I have developed an online survey that stores my data in a Microsoft SQL 2005 database. I have written a set of outlier checks on my data in R. The general workflow for these scripts is:
- Read data from SQL database with sqlQuery()
- Perform outlier analysis
- Write offending respondents back to database in separate table using sqlSave()
The table I am writing back to has the structure:
CREATE TABLE outliers2(
modelid int
, password varchar(50)
, reason varchar(50),
Constraint PK_outliers2 PRIMARY KEY(modelid, reason)
)
GO
As you can see, I've set the primary key to be modelid and reason. The same respondent may be an outlier for multiple checks, but I do not want to insert the same modelid and reason combo for any respondent.

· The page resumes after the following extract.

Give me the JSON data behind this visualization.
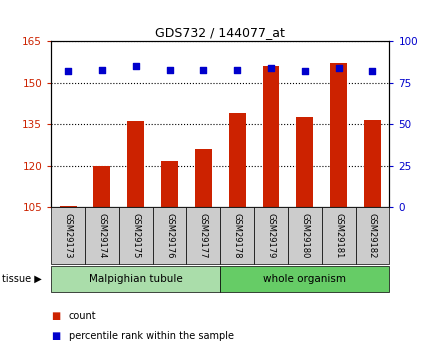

Since we are still collecting data, I would like to be able to update these scripts on a daily / weekly basis as I develop the models I am estimating on the data. Here is the general form of the sqlSave()
command I'm using:
sqlSave(db, db.insert, "outliers2", append = TRUE, fast = FALSE, rownames = FALSE)
where db
is a valid ODBC Connection and db.insert
has the form
> head(db.insert)
modelid password reason
1 873 abkd WRONG DIRECTION
2 875 ab9d WRONG DIRECTION
3 890 akdw WRONG DIRECTION
4 905 pqjd WRONG DIRECTION
5 941 ymne WRONG DIRECTION
6 944 okyt WRONG DIRECTION
sqlSave()
chokes when it tries to insert a row that violates the primary key constraint and does not continue with the other records for the insert. I would have thought that setting fast = FALSE
would have alleviated this problem, but it doesn't.
Any ideas on how to get around this problem? I could always drop
the table at the beginning of the first script, but that seems pretty heavy handed and will undoubtedly lead to problems down the road.